Oder aber das Individuum arbeitet mit der Möglichkeit. So spricht mich ein Mönch ganz direkt an, ich möge doch ein Foto von ihm machen. Seinem Wunsch komme ich nach, um anschliessend seine Englischkenntnisse zu erfahren. Wandolla. Ich bin zu perplex um es beim ersten Male zu verstehen. Vor mir steht ein Geistlicher, der tatsächlich seinen Preis fordert. Wandolla.
Ist dies der Preis, den wir mit dem Einzug des Tourismus in entlegene Regionen bezahlen? Kommerz, Materialität und Verlust von Identität?
Es sind Kleinigkeiten, die Myanmar so gewöhnlich gemacht haben. Ein weiteres Beispiel bietet der entlegene Ort Hpa-An. Er ähnelt landschaftlich mit seinen Reisfeldern und Karstbergen Vang Vieng und wurde in den vergangenen Jahren immer mehr zum Ziel von Travellern. Mit der Folge, dass mit dem Anstieg der Bekanntheit vermehrt Reisegruppen Hpa-An anfahren. Die Infrastruktur in Form von geeigneten Unterkünften fehlte und der dadurch entstandene Platzmangel wurde durch Landenteignungen der ärmeren Bevölkerung umgangen. Überhaupt sind die von Regierungshand aufgebauten Hotelketten und Gasthäuser immer bezahlbarer geworden und im Komfort wesentlich besser als die einfachen Gasthäuser, die dadurch natürlich ums Überleben kämpfen. Dies wiederum hat zur Folge, daß mehr Finanzmittel in bestimmte Kreise gespült werden, die sich nun eine grosse Scheibe vom Tourismuskuchen abschneiden.

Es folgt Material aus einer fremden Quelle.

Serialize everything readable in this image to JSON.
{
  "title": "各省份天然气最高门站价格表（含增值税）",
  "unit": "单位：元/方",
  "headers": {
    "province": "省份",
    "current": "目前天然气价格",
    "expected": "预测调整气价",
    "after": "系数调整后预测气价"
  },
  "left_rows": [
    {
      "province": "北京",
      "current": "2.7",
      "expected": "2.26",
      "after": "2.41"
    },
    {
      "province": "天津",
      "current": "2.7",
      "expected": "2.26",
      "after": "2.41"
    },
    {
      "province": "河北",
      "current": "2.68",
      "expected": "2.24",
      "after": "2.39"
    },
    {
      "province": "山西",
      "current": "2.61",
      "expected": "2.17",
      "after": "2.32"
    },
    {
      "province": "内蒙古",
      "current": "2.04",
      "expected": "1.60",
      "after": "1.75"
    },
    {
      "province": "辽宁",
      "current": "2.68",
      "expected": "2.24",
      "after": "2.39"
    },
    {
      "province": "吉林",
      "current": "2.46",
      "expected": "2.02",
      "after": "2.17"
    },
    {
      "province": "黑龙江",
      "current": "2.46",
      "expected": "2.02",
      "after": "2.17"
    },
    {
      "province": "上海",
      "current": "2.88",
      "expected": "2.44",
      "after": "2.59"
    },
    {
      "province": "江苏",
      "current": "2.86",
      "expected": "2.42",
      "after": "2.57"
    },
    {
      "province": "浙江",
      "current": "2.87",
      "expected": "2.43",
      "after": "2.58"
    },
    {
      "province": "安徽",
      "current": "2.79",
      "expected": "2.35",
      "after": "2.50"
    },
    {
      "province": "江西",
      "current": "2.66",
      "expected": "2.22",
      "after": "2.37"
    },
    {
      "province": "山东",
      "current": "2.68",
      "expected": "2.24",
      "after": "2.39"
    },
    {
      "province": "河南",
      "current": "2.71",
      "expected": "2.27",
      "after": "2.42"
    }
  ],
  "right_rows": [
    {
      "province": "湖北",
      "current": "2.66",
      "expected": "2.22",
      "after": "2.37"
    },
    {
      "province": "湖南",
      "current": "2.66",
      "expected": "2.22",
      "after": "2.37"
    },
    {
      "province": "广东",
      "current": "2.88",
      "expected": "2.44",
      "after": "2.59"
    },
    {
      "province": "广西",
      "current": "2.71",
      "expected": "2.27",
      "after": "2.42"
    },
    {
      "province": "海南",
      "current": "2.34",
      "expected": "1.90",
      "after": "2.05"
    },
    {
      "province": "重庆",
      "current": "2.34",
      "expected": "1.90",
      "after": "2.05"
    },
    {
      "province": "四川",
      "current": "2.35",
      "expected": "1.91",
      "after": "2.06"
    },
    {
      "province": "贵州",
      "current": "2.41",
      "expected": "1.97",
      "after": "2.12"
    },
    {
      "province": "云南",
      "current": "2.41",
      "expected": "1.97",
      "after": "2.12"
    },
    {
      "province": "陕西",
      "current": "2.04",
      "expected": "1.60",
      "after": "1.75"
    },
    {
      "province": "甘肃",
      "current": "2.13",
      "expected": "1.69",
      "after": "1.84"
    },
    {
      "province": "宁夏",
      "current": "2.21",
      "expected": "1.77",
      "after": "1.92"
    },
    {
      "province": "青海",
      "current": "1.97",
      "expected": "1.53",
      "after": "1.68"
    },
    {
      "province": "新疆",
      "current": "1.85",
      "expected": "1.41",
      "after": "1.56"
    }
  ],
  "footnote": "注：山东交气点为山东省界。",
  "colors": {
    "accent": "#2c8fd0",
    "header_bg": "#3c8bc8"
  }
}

Es ist die ungerechte Verteilung und die sich öffnende Schere zwischen Armut und Reichtum, die immer deutlicher wird. Und als budgetbedachter Soloreisender bist du nicht unbedingt erwünscht. Fast scheint es, zunächst werden erst die Pauschal- und Gruppenreisen und gut bezahlenden Komforttouristen gemolken, bis jeder seine Runden in diesem Land gedreht hat.

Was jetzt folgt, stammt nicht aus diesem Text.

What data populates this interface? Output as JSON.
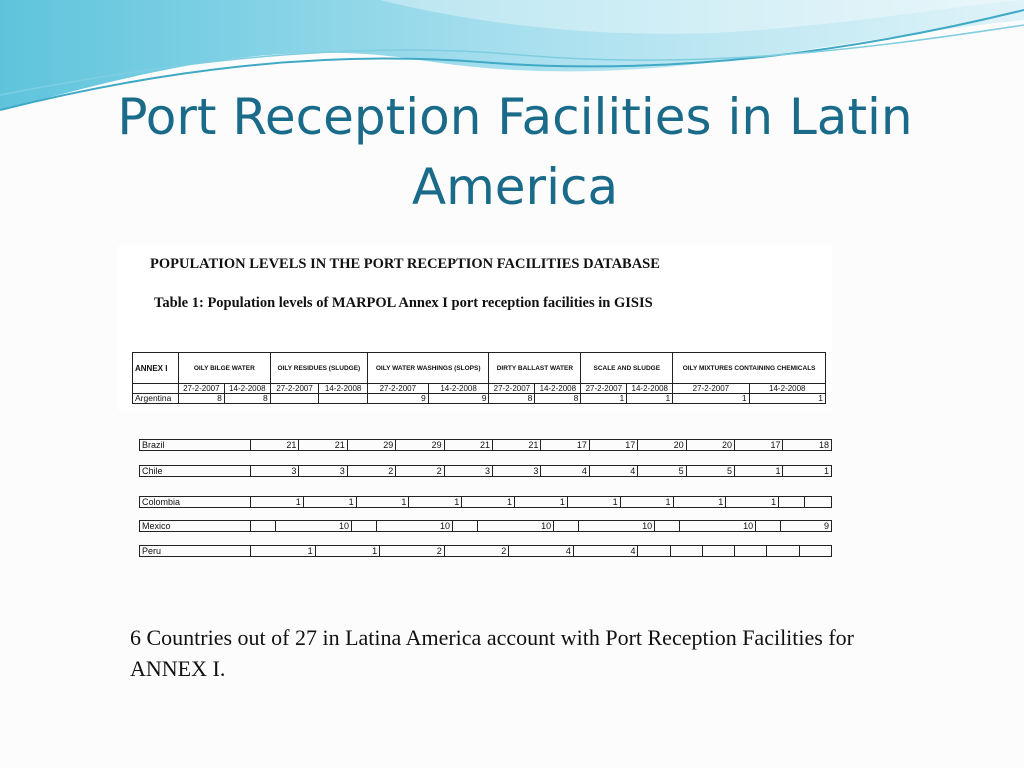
{
  "slide": {
    "title": "Port Reception Facilities in Latin America",
    "caption": "6 Countries out of 27 in Latina America account with Port Reception Facilities for ANNEX I."
  },
  "document": {
    "heading": "POPULATION LEVELS IN THE PORT RECEPTION FACILITIES DATABASE",
    "table_caption": "Table 1:   Population levels of MARPOL Annex I port reception facilities in GISIS",
    "annex_label": "ANNEX I",
    "categories": [
      "OILY BILGE WATER",
      "OILY RESIDUES (SLUDGE)",
      "OILY WATER WASHINGS (SLOPS)",
      "DIRTY BALLAST WATER",
      "SCALE AND SLUDGE",
      "OILY MIXTURES CONTAINING CHEMICALS"
    ],
    "dates": [
      "27-2-2007",
      "14-2-2008"
    ],
    "rows": [
      {
        "country": "Argentina",
        "values": [
          "8",
          "8",
          "",
          "",
          "9",
          "9",
          "8",
          "8",
          "1",
          "1",
          "1",
          "1"
        ]
      },
      {
        "country": "Brazil",
        "values": [
          "21",
          "21",
          "29",
          "29",
          "21",
          "21",
          "17",
          "17",
          "20",
          "20",
          "17",
          "18"
        ]
      },
      {
        "country": "Chile",
        "values": [
          "3",
          "3",
          "2",
          "2",
          "3",
          "3",
          "4",
          "4",
          "5",
          "5",
          "1",
          "1"
        ]
      },
      {
        "country": "Colombia",
        "values": [
          "1",
          "1",
          "1",
          "1",
          "1",
          "1",
          "1",
          "1",
          "1",
          "1",
          "",
          ""
        ]
      },
      {
        "country": "Mexico",
        "values": [
          "",
          "10",
          "",
          "10",
          "",
          "10",
          "",
          "10",
          "",
          "10",
          "",
          "9"
        ]
      },
      {
        "country": "Peru",
        "values": [
          "1",
          "1",
          "2",
          "2",
          "4",
          "4",
          "",
          "",
          "",
          "",
          "",
          ""
        ]
      }
    ]
  },
  "colors": {
    "title": "#1a6b8a",
    "wave_light": "#bfe6f0",
    "wave_dark": "#3fa9c6"
  }
}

Ich bin diesem Land dankbar, daß es mir die Gelegenheit gegeben hat, noch eine recht unverfälschte und lebensnahe bis mystische Sicht erlangen zu können. Diese Land ist so unglaublich bunt, anders und bereisenswert, unabhängig jedweder Beeinflussung durch Massentourismus. Die auftauchenden Randunschönheiten treten aber immer öfter in den Vordergrund. Und so hat dieses Land keinen Nachfolger für seine Unschuld.